Perco meu tempo debatendo com pessoas que têm os argumentos mais furados. Umas das características da democracia (e de qualquer esforço de imaginação coletiva e cooperação) é que os envolvidos estejam de acordo com as premissas básicas do debate.
No caso, para mim, a premissa básica é a continuação do estado de direito, a continuação de um sistema democrático e aberto (e portanto, plural e diverso), a continuação do próprio debate.
Mas os eleitores de Bolsonaro atropelam qualquer tentativa de chegar a pressupostos comuns. Para não ter o PT no governo, vale TUDO, até mesmo acabar com o Estado democrático. Realmente, os brasileiros têm bem pouco apreço pela democracia.
Vale entregar o governo a um homem incompetente, que pouco fez durante 26 anos de congresso e que tem muito pouco a mostrar que o qualifique como um “caçador de corruptos”, pois ao que tudo indica, sua família e ele mesmo aumentaram seu patrimônio muitas vezes durante os últimos anos.
Para não ter o PT no governo, vale até mesmo entregar o governo a um sub-letrado que vocifera contra tudo o que ele considera que vai contra a imagem idealizada de um Brasil que nunca existiu (ou quem sabe existiu somente na minissérie Anos Dourados, da famigerada Globo).
Fui recentemente criticado por ter apontado o pouco preparo intelectual de Bolsonaro, tendo em vista que Lula, como líder do PT, tampouco teve estudo.

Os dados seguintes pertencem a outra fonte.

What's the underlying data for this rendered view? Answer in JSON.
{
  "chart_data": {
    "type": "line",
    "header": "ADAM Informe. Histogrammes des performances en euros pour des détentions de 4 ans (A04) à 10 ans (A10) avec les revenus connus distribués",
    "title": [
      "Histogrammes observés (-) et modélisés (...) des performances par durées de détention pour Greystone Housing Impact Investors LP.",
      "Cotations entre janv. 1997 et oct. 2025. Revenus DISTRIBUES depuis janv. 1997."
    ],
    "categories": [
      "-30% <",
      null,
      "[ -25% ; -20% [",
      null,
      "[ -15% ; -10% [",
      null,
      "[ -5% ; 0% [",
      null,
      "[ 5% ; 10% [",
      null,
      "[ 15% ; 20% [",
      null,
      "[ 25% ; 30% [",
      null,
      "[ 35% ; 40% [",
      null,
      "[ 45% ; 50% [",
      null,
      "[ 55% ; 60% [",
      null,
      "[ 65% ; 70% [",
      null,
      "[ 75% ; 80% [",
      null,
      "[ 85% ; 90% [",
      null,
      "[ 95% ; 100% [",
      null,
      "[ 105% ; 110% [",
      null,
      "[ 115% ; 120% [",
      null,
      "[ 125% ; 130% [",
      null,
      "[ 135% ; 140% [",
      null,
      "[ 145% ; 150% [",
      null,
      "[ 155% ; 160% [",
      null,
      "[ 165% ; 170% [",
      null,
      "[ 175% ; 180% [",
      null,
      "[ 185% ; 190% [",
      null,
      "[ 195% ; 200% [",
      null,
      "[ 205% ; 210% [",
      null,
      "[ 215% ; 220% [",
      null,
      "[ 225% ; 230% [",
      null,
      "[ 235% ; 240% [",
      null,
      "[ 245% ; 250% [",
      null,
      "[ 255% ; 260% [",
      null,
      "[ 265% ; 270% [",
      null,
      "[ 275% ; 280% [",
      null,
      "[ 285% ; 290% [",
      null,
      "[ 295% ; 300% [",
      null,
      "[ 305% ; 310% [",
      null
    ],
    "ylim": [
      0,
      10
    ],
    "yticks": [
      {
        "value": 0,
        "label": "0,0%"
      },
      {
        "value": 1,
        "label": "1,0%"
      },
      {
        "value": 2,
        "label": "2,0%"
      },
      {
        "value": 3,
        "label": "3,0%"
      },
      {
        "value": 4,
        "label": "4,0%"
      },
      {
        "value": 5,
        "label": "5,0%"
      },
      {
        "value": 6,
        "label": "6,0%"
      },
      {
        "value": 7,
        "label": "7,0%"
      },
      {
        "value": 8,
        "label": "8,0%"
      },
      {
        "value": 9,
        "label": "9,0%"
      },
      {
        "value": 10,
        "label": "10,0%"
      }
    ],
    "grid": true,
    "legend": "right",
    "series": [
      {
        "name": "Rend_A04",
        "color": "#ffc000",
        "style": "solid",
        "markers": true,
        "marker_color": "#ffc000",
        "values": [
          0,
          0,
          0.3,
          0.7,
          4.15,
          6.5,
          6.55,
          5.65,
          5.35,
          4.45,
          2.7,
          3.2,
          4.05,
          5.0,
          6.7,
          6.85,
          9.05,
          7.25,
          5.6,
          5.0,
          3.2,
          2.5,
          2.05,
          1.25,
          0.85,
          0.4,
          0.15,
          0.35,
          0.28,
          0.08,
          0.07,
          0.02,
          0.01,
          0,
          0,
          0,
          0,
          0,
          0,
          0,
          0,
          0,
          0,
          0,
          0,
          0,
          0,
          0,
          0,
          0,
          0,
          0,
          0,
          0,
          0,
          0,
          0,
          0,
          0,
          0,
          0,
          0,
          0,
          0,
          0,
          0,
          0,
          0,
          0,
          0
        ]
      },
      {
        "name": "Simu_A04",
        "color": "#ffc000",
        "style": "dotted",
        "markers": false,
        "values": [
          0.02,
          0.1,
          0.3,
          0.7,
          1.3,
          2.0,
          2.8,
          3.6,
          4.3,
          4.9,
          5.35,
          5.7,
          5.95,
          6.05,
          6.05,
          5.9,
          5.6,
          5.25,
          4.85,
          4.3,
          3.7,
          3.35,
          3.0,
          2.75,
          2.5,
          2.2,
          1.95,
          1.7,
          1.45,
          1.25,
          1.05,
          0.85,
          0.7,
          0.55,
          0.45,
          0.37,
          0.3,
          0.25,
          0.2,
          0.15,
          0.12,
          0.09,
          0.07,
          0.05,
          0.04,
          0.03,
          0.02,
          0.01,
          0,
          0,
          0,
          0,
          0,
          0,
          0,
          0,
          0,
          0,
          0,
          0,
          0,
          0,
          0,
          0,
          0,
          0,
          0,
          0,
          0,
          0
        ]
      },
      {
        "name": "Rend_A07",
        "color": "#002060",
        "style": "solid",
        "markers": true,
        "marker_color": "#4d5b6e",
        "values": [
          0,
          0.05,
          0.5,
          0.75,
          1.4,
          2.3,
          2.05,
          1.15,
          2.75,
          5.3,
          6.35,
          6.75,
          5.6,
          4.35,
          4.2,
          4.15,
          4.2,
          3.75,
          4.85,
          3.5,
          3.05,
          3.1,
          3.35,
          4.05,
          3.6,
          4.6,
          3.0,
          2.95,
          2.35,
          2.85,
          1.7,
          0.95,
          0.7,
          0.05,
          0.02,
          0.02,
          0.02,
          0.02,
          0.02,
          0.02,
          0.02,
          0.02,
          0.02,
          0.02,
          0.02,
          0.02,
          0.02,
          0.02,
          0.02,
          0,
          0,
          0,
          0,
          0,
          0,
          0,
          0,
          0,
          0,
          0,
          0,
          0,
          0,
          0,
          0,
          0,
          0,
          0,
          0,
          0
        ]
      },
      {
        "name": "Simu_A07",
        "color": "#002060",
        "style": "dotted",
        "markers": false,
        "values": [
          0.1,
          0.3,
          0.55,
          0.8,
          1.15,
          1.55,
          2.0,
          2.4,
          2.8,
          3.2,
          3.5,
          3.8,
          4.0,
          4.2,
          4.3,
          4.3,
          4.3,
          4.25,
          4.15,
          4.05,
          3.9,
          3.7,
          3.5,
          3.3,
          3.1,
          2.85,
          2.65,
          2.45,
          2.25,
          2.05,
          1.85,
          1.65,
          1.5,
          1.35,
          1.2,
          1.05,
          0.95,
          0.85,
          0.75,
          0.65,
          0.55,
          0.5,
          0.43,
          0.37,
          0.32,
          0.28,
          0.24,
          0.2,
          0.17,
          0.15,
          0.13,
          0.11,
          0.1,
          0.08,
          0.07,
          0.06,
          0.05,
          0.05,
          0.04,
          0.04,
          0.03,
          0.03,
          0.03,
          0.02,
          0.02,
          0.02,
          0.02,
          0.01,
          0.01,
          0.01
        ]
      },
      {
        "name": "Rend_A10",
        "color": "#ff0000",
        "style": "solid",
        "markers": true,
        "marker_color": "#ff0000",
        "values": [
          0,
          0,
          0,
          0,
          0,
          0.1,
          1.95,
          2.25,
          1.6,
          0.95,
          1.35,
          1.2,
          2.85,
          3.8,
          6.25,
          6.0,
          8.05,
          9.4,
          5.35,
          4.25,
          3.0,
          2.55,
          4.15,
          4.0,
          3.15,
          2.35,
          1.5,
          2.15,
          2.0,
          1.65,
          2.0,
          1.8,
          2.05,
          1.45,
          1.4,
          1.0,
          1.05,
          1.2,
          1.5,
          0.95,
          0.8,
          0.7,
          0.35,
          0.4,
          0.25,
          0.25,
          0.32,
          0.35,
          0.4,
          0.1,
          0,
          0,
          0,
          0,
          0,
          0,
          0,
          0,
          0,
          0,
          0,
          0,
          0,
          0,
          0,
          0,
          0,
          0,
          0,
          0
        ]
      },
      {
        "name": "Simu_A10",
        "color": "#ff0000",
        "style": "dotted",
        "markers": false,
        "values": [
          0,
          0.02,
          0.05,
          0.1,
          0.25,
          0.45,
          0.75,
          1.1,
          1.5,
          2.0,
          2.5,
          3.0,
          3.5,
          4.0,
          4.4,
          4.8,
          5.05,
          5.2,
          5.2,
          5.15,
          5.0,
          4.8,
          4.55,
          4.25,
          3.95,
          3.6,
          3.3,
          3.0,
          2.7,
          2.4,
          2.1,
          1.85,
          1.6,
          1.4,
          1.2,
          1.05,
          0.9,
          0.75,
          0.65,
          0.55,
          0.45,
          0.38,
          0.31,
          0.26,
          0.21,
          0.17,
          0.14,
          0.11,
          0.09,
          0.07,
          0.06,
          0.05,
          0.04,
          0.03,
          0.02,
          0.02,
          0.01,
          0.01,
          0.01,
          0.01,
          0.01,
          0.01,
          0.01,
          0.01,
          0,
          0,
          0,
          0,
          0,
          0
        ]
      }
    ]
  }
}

Mas comparar Bolsonaro e Lula intelectualmente é uma piada. Lula não teve estudo, mas acho que não se pode negar que seja inteligente. Porém, isso tudo eh “gaslightening”: o candidato é Haddad, não Lula. Haddad é infinitamente mais bem preparado que Bolsonaro, teve experiência executiva, é um cara excepcional.
Mas gostaria de comentar o que li na timeline do meu amigo e xará, Roberto Sakai. Houve ali uma discussão que resume muito bem o que está acontecendo no Brasil nesse momento.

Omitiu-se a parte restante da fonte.